Fixed Lighting - 10W Tungsten to LED Swap

The bulb in my microscope burnt out a couple of nights ago. It’s listed on their website for $10. I checked around on other sites and found similar items for $8.99. It seemed a bit pricey for a bulb that only lasts maybe 20 hours, so I tried to retrofit it with an LED using parts that I already had on hand.

Here are the parts that I chose to use along with the etched boards. The LED is a 6V Bridgelux with a 3000K color temp. I’ve had it for a few years and finally found a project to use it in. A 100uF tantalum was the largest value SMT capacitor that I could find in my parts bin. I was a bit hesitant to use it for filtering, but decided to go ahead with it anyways. More on that in a second. :wink:

I wanted the boards to be stacked on top each other with the bulb base at the bottom. Then it would all be held together with epoxy.

After it was all soldered together, I did a quick test on the bench with a 12V isolation transformer. I wish I took a photo of it, but once I flipped the switch the LED blinked and then suddenly the tantalum cap failed in spectacular fashion. It was so hot that it de-soldered itself from the board. The chard remains fell onto the plastic table below the microscope. I watched as the glowing red capacitor melted its way into the plastic.

When I initially tested this circuit on the bench with a breadboard, I was using a through-hole 100uF aluminum electrolytic capacitor. I imagine the ripple is what killed the tantalum. The ESR of this model wasn’t particularly low at 150 milliohm.

The design had to be changed a bit and this time I chose to squeeze on a 220uF electrolytic capacitor. When I went to change out the wires on the LED, I must have heated the board too much, or too many times and the positive contact pad lifted off the MCPCB. I tried to hold it down with epoxy with no luck. The LED had to be scrapped and a high CRI Nichia took its place.
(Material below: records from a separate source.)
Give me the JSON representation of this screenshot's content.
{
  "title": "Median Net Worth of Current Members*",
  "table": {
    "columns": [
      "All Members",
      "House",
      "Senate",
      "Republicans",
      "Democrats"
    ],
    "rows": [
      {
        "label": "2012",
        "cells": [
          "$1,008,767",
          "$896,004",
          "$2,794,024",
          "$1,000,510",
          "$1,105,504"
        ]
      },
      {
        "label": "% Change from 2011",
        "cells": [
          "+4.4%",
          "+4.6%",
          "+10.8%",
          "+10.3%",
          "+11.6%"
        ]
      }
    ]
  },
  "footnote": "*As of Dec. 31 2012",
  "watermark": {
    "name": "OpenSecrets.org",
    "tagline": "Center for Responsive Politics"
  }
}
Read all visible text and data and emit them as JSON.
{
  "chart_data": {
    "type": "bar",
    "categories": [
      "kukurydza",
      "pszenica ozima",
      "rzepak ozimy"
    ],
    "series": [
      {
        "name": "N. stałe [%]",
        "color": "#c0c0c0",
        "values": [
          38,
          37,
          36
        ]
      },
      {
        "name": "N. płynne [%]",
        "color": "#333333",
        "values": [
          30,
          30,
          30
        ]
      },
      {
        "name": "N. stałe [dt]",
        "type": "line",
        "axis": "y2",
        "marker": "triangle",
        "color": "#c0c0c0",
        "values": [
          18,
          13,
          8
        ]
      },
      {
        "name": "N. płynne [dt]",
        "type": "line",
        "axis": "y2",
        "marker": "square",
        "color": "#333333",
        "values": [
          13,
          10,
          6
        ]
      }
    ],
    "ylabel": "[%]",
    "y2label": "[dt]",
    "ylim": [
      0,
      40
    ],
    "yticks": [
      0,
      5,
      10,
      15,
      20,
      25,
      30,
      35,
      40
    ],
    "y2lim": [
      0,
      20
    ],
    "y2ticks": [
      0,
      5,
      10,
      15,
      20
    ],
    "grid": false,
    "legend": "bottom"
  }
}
Here’s a photo of the bulb holder and the tube that focuses and directs the light.

And finally, the finished light.

I plan to go back and adjust the current a bit now that a different LED is being used. It’s currently being driven at 100mA. With that small, thin MCPCB I can probably get away with 150 or 200 mA.

Nice, I think the Nichia has a much more useful colour temperature than the Bridgelux for most applications (even apart from the CRI) :-)

It might not be that hard to mount the led-board on a piece of aluminium that touches the side of the housing to improve the heatsinking a bit. But perhaps the 200mA is good enough and then you will not need it.

Very nice microscope by the way, looks very very useful :-)

Thanks, a 20mm star board should fit nicely into the tube. I’ll have to dig through some boxes and see if I have one with this footprint or maybe even glue a different one to back of this 16mm board with some thermal epoxy.

And I think you’re right. The Nichia is a much nicer LED.

Moar scope pictures! Here are the 2 in our shop. Make small things big! (Sorry for the blurry cam)

nice job! I’d love to upgrade all the scopes in our lab to LED, especially the metal halide mercury burner (to generate UV) which takes $400 2000h bulbs. The current big thing in microscopes is LED lighting, as you can be very precise with the wavelengths (eliminating excitation filters) and they can be switched on and off at will and at speed. It’s exciting stuff, even if they’re a little late to the party :slight_smile:

Nice scopes, is the one on the right a Keyence? I have its competitor, the HiRox KH7700 at work. The depth of field is outstanding.

Good choice though on using the high CRI LED, I think you would have found the colors shown with the Bridgelux to be rather flat.

What circuitry did you use to convert the incoming AC to ??v DC to power the driver?